03/09/2019

Paglaum, che vuol dire “speranza”

Era l’estate del 2016 quando, sull’isola di Cebu, arcipelago delle Filippine, vide la luce il primo workshop estivo di storytelling audiovisivo intitolato “Transformative Storytelling in Motion Picture”, ad opera della Fondazione Bukas Palad di Cebu (BPCFI). Erano dieci i giovani coinvolti (tra i 14 e i 20 anni), tutti adolescenti provenienti da situazioni di fragilità sociale.
«All'inizio» racconta uno di loro «pensavo che il laboratorio di produzione cinematografica insegnasse solo cinematografia, ma ora mi rendo conto che ho imparato tanto anche sulla vita e la realtà». Durante il corso, infatti, si imparava ad ascoltare sé stessi e anche gli altri, ad aprirsi, ad accettare la propria condizione di vita e la propria storia.

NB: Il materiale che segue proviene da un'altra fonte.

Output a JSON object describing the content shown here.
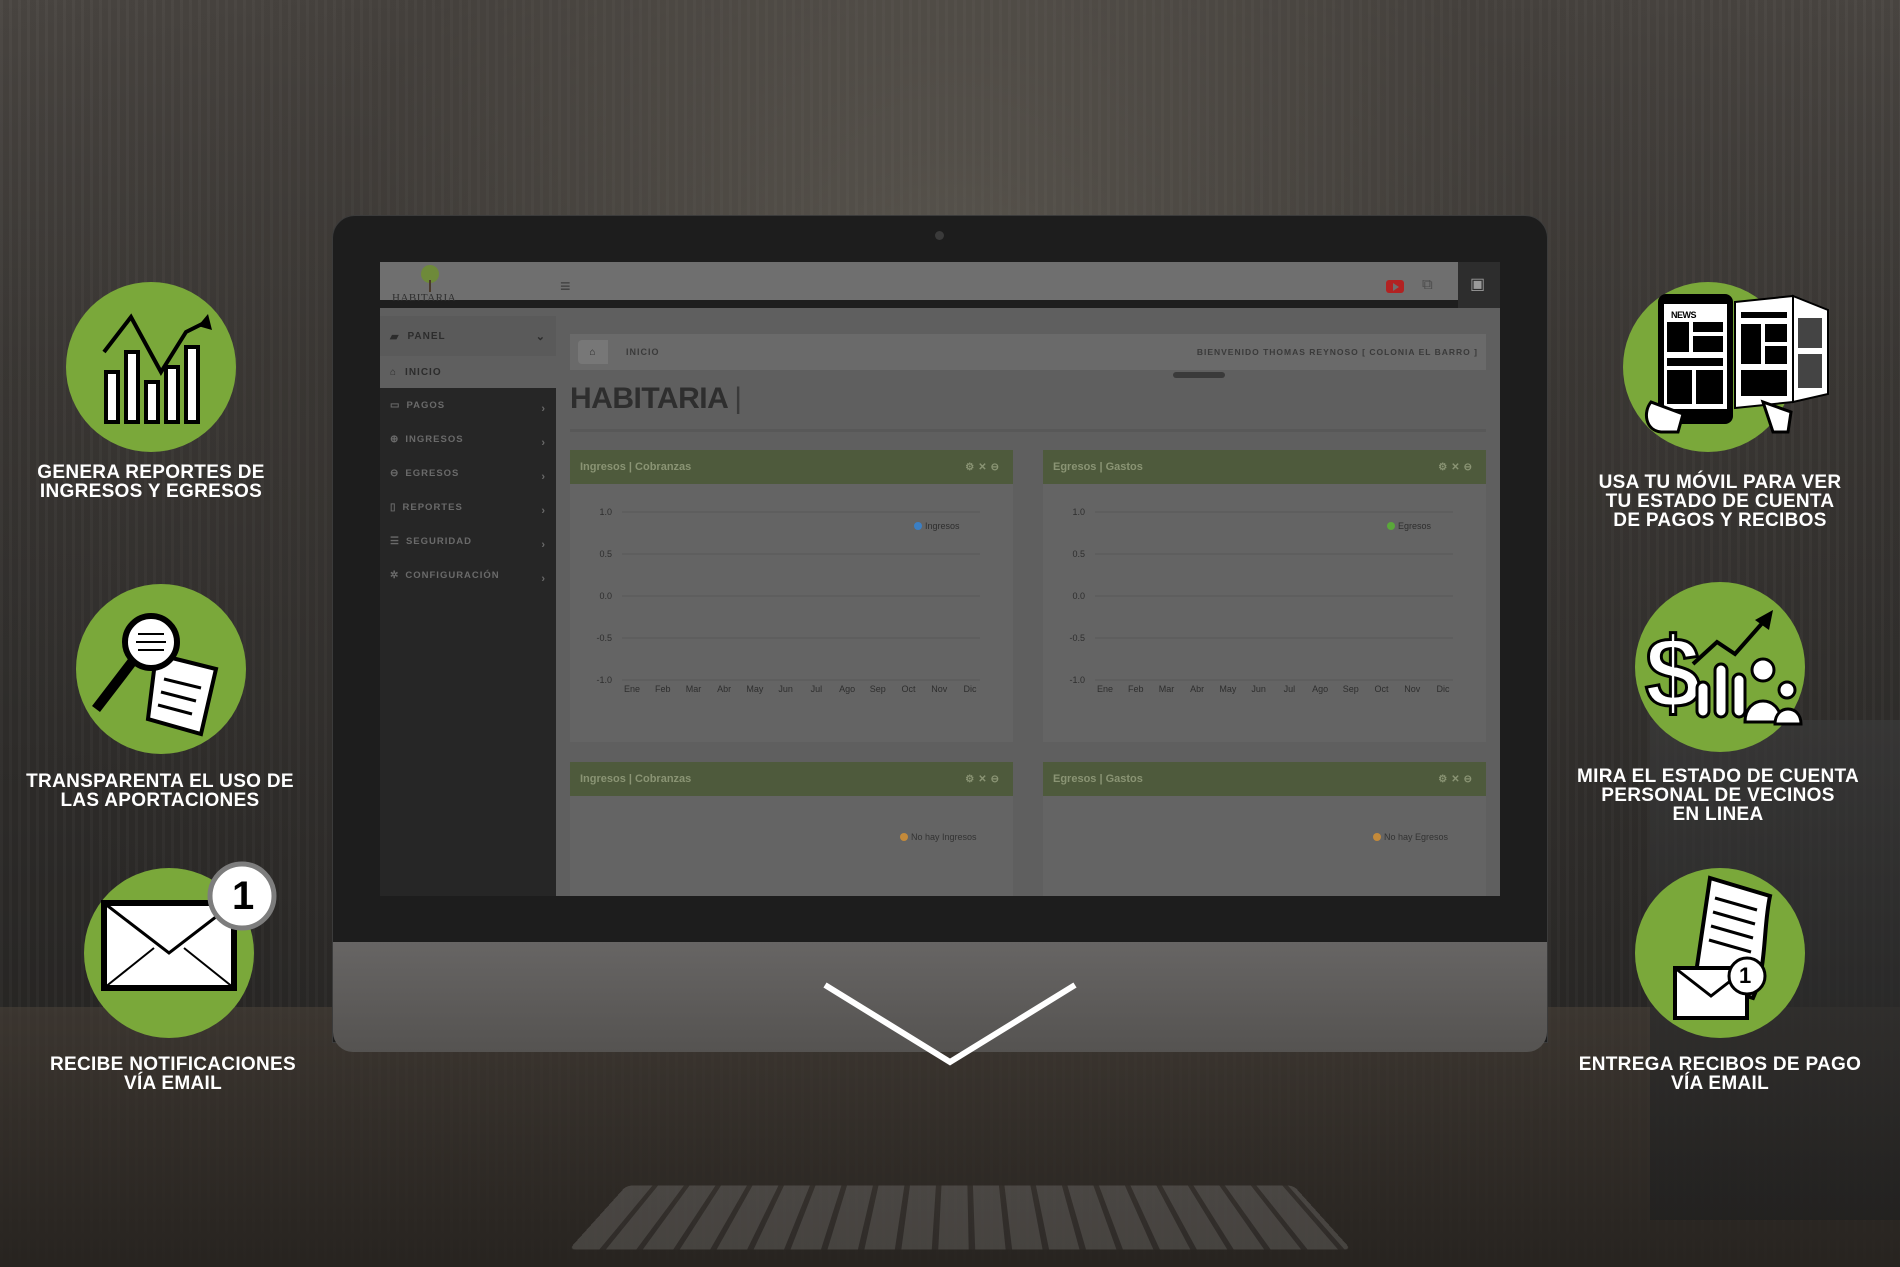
{
  "app": {
    "logo_text": "HABITARIA",
    "page_title": "HABITARIA",
    "title_cursor": "|"
  },
  "sidebar": {
    "panel_label": "PANEL",
    "inicio_label": "INICIO",
    "items": [
      {
        "label": "PAGOS",
        "icon": "money-icon"
      },
      {
        "label": "INGRESOS",
        "icon": "plus-circle-icon"
      },
      {
        "label": "EGRESOS",
        "icon": "minus-circle-icon"
      },
      {
        "label": "REPORTES",
        "icon": "file-icon"
      },
      {
        "label": "SEGURIDAD",
        "icon": "list-icon"
      },
      {
        "label": "CONFIGURACIÓN",
        "icon": "gear-icon"
      }
    ]
  },
  "breadcrumb": {
    "crumb": "INICIO",
    "welcome": "BIENVENIDO THOMAS REYNOSO [ COLONIA EL BARRO ]"
  },
  "widgets": [
    {
      "title": "Ingresos | Cobranzas",
      "legend": "Ingresos",
      "legend_color": "#3b7fc4"
    },
    {
      "title": "Egresos | Gastos",
      "legend": "Egresos",
      "legend_color": "#5aa83a"
    },
    {
      "title": "Ingresos | Cobranzas",
      "no_data": "No hay Ingresos"
    },
    {
      "title": "Egresos | Gastos",
      "no_data": "No hay Egresos"
    }
  ],
  "chart_data": [
    {
      "type": "line",
      "categories": [
        "Ene",
        "Feb",
        "Mar",
        "Abr",
        "May",
        "Jun",
        "Jul",
        "Ago",
        "Sep",
        "Oct",
        "Nov",
        "Dic"
      ],
      "y_ticks": [
        "1.0",
        "0.5",
        "0.0",
        "-0.5",
        "-1.0"
      ],
      "ylim": [
        -1.0,
        1.0
      ],
      "series": [
        {
          "name": "Ingresos",
          "values": []
        }
      ],
      "grid": true,
      "legend": "top-right"
    },
    {
      "type": "line",
      "categories": [
        "Ene",
        "Feb",
        "Mar",
        "Abr",
        "May",
        "Jun",
        "Jul",
        "Ago",
        "Sep",
        "Oct",
        "Nov",
        "Dic"
      ],
      "y_ticks": [
        "1.0",
        "0.5",
        "0.0",
        "-0.5",
        "-1.0"
      ],
      "ylim": [
        -1.0,
        1.0
      ],
      "series": [
        {
          "name": "Egresos",
          "values": []
        }
      ],
      "grid": true,
      "legend": "top-right"
    }
  ],
  "features": {
    "left": [
      {
        "caption_lines": [
          "GENERA REPORTES DE",
          "INGRESOS Y EGRESOS"
        ],
        "icon": "bar-chart-trend-icon"
      },
      {
        "caption_lines": [
          "TRANSPARENTA EL USO DE",
          "LAS APORTACIONES"
        ],
        "icon": "magnifier-document-icon"
      },
      {
        "caption_lines": [
          "RECIBE NOTIFICACIONES",
          "VÍA EMAIL"
        ],
        "icon": "envelope-notification-icon",
        "badge": "1"
      }
    ],
    "right": [
      {
        "caption_lines": [
          "USA TU MÓVIL PARA VER",
          "TU ESTADO DE CUENTA",
          "DE PAGOS Y RECIBOS"
        ],
        "icon": "mobile-newspaper-icon",
        "news_label": "NEWS"
      },
      {
        "caption_lines": [
          "MIRA EL ESTADO DE CUENTA",
          "PERSONAL DE VECINOS",
          "EN LINEA"
        ],
        "icon": "dollar-growth-people-icon"
      },
      {
        "caption_lines": [
          "ENTREGA RECIBOS DE PAGO",
          "VÍA EMAIL"
        ],
        "icon": "receipt-envelope-icon",
        "badge": "1"
      }
    ]
  },
  "colors": {
    "accent_green": "#7aa83a",
    "widget_header": "#4e5a3c"
  }
}
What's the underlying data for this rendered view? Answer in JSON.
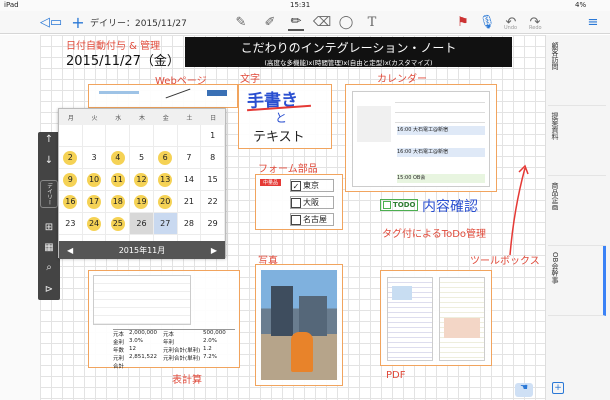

«Il mio obiettivo,» spiega il promotore, Aurelio M.R. Rodriguez, dello staff di BPCFI «era quello di fornire ai partecipanti delle abilità cinematografiche che permettessero loro di uscire dal guscio e di esprimersi attraverso questa forma d'arte. Un obiettivo abbastanza semplice. Non ero preparato all'impatto che un simile workshop poteva avere sulla vita di quei 10 bambini. Concretamente, ha permesso loro di guardare alla propria storia, alla propria vita, sotto una luce nuova: non solo come sfida da superare ma anche come dono da condividere. Si sono resi conto che insieme potevano sublimare la loro realtà difficile e dolorosa in arte, e ispirare speranza e trasformazione anche negli altri, nel pubblico».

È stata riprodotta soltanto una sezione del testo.